Permainan bola di dinding dilarang.
Tanda itu – yang dipasang sekitar satu dekade terakhir – adalah satu-satunya petunjuk dari anak muda Amerika yang belajar cara menggiring bola di sini, di tempat parkir pada tahun 2004, di antara “kerucut” yang terbuat dari apel yang keluar dari pohon tumbang. . di halaman salah satu penjaga sekolah. Jika Anda menyusuri jalan setapak yang dibuat oleh anak-anak yang memotong di belakang sekolah, Anda akan menemukan petunjuk lain tentang sejarah itu: kawat berduri diikatkan ke selokan yang akan ditembakkan oleh Weston McKennie untuk mengambil bola dari atap ketika mereka menendangnya sedikit. juga.
Seperti kebanyakan anak militer Amerika, tidak mudah untuk menentukan dari mana McKennie berasal. Ia lahir di Fort Lewis, Washington, menghabiskan beberapa tahun di Fort Lee, Virginia, dan berkembang di FC Dallas Akademi. US Soccer mencantumkan kampung halamannya sebagai Little Elm, Texas. Namun di sini, di Otterbach, sebuah kota kecil di luar Kaiserslautern, McKennie yang kami temui di lapangan di Piala Dunia dibentuk.
Otterbach adalah kotamadya berpenduduk sekitar 4.000 orang di wilayah Rhineland-Pfalz, sekitar 20 menit berkendara dari Pangkalan Udara Ramstein. Ketika dia ditempatkan di Ramstein, ayah Weston, John McKennie, menemukan sebuah rumah putih kecil di sudut Ziegelhütterstraße untuk tempat tinggal keluarganya. Dia ingin berada di kota, bukan di tempat di mana anak-anaknya akan terisolasi dari budaya Jerman. Rumah itu kebetulan terletak di sudut sekolah dasar setempat.

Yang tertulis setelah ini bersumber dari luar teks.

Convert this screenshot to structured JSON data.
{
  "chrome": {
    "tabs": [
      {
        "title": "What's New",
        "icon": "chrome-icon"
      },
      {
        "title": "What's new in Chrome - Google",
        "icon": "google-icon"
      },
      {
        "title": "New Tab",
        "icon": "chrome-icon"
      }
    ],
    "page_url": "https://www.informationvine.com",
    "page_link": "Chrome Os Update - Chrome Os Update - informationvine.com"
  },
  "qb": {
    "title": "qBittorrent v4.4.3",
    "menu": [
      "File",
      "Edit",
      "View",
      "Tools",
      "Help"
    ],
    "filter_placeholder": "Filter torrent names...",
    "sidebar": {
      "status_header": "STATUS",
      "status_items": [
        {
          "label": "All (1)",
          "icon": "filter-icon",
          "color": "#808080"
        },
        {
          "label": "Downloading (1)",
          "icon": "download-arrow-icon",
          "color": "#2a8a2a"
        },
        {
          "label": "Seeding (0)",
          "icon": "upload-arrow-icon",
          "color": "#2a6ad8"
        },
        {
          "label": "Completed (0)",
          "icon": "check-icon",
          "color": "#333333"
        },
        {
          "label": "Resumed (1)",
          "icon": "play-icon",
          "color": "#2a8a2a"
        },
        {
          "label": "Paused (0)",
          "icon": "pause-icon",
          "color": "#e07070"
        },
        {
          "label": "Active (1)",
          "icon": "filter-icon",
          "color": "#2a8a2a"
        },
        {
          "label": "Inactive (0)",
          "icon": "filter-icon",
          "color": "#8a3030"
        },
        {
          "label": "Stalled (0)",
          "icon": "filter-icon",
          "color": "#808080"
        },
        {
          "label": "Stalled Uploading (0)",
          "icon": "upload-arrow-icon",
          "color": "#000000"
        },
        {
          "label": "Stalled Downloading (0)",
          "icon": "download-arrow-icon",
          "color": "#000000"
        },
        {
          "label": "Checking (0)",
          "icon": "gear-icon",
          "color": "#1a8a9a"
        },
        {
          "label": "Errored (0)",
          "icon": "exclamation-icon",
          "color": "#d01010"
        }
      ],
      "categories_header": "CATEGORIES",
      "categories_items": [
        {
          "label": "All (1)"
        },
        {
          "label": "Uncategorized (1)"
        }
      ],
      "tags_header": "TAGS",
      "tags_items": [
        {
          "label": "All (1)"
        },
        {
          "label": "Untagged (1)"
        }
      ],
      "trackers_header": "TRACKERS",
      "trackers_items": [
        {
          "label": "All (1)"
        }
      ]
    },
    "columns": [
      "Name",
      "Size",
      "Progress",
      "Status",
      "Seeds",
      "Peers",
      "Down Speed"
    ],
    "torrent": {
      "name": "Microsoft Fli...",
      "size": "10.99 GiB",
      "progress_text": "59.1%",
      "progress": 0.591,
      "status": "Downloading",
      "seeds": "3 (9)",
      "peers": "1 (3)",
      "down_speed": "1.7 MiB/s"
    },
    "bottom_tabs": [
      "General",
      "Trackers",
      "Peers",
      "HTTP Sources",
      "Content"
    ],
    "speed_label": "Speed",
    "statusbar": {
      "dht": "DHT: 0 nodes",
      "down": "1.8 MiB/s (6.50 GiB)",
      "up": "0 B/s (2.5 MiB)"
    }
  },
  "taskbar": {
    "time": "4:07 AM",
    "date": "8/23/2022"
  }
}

Pada salah satu hari pertamanya di Jerman, Weston yang berusia lima tahun mengikuti saudaranya John Jr., delapan tahun lebih tua darinya, menyeberang jalan menuju sekolah di mana dia melihat sekelompok anak menendang bola. Weston mencoba menendang softballnya agar sesuai dengan apa yang mereka lakukan, tetapi tidak berhasil. Akhirnya salah satu dari anak-anak itu mendatangi anak kecil yang duduk di tepi jalan dan memperkenalkan dirinya. Tobi Krauth berteman baik dengan saudara laki-laki Weston dan setelah seminggu di Jerman, ayah Weston meminta bantuan Krauth: Untuk mengajari Weston cara bermain sepak bola.

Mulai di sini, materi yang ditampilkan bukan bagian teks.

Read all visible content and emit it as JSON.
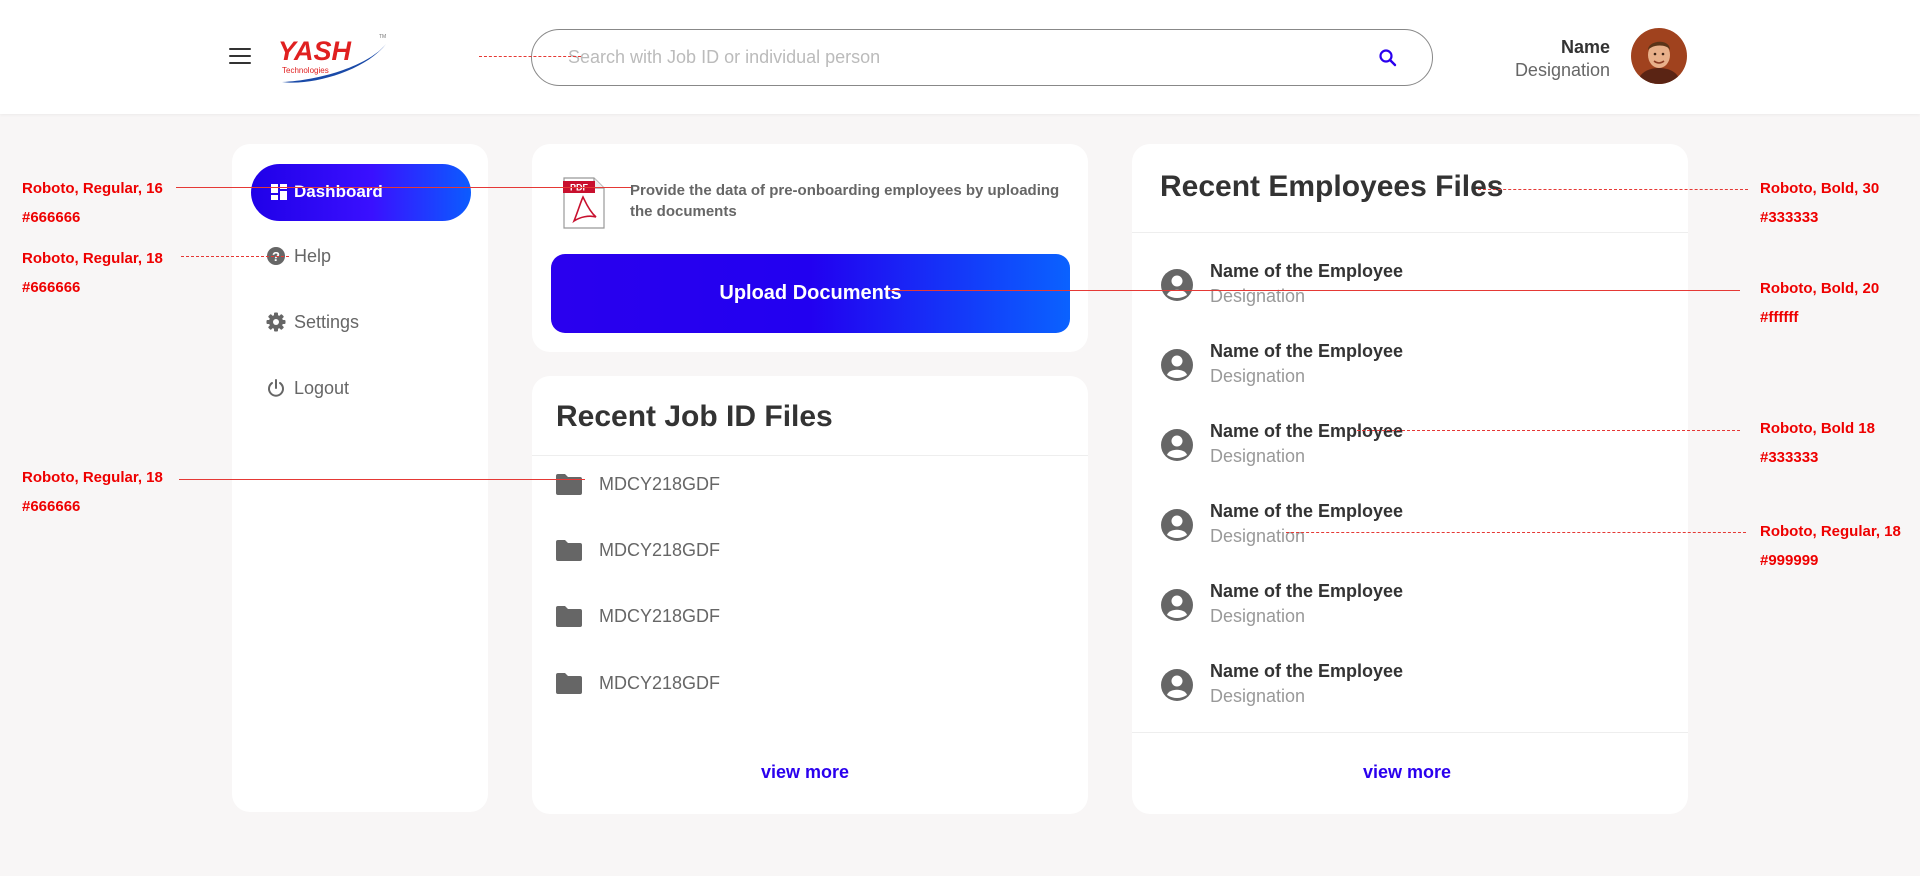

Krauth, sekarang berusia 32 tahun, yang menyuruh Weston untuk lari ke halaman rumah lelaki tua di sebelahnya untuk mengambil buah apel yang jatuh itu — sampai tetangga tua itu akhirnya mengecat gawang dan garis di trotoar abu-abu tempat parkir untuk mencegah anak-anak masuk. halaman rumahnya. Dan Krauth-lah yang melihat transformasi anak kecil berusia lima tahun dari seorang anak yang hampir tidak bisa menggiring bola menjadi seorang anak yang harus ia dorong untuk sukses alih-alih mencetak gol pada anak berusia 13 dan 14 tahun di permainan parkir mereka. diri.

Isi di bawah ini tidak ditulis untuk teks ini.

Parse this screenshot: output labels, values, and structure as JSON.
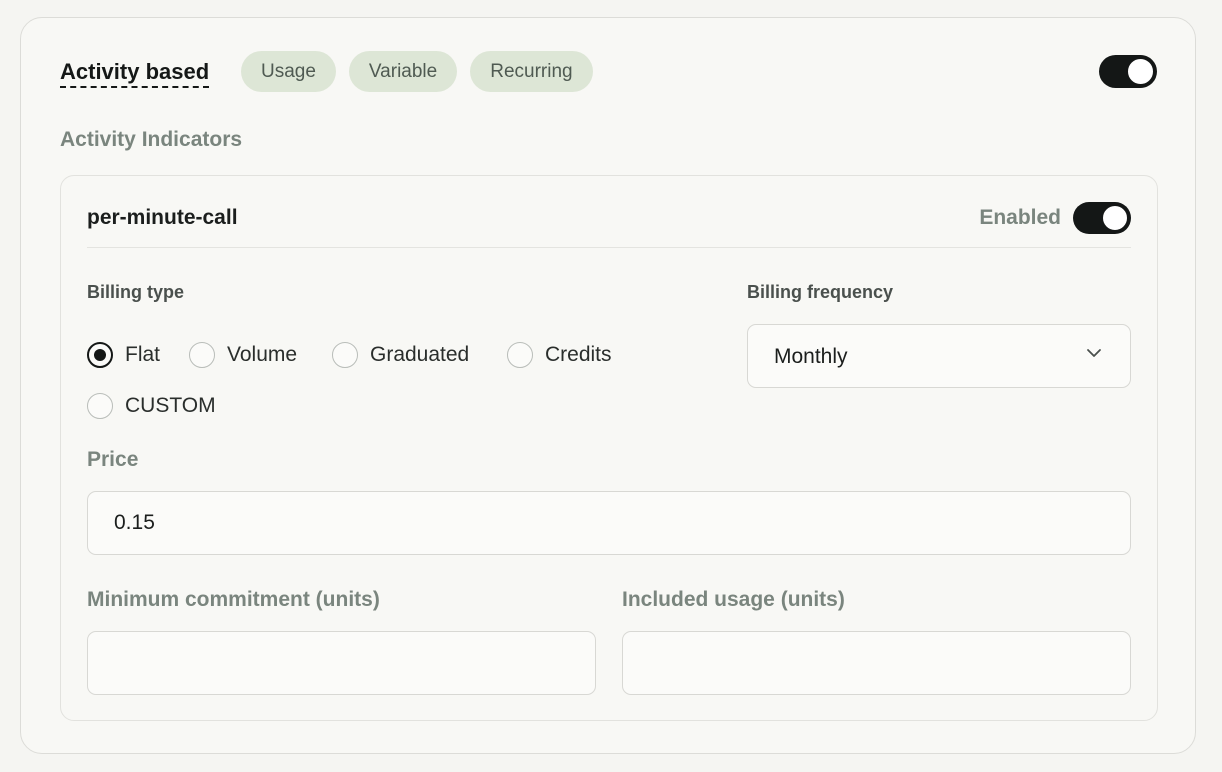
{
  "section": {
    "title": "Activity based",
    "tags": [
      "Usage",
      "Variable",
      "Recurring"
    ],
    "enabled": true
  },
  "indicators": {
    "heading": "Activity Indicators",
    "item": {
      "name": "per-minute-call",
      "status_label": "Enabled",
      "enabled": true,
      "billing_type": {
        "label": "Billing type",
        "options": [
          "Flat",
          "Volume",
          "Graduated",
          "Credits",
          "CUSTOM"
        ],
        "selected": "Flat"
      },
      "billing_frequency": {
        "label": "Billing frequency",
        "value": "Monthly"
      },
      "price": {
        "label": "Price",
        "value": "0.15"
      },
      "minimum_commitment": {
        "label": "Minimum commitment (units)",
        "value": ""
      },
      "included_usage": {
        "label": "Included usage (units)",
        "value": ""
      }
    }
  }
}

Pada suatu sore di bulan September, Krauth menjemput saya dari stasiun kereta api di Kaiserslautern, tempat dia tinggal sekarang. Ini adalah kota kecil, jelasnya, di mana setiap orang mengenal semua orang. Dengan populasi hanya 100.000 orang, kota ini merupakan kota terkecil yang menjadi tuan rumah pertandingan Piala Dunia 2006, termasuk pertandingan Amerika Serikat melawan Italia. Namun Kaiserslautern dianggap sangat besar dibandingkan dengan Otterbach.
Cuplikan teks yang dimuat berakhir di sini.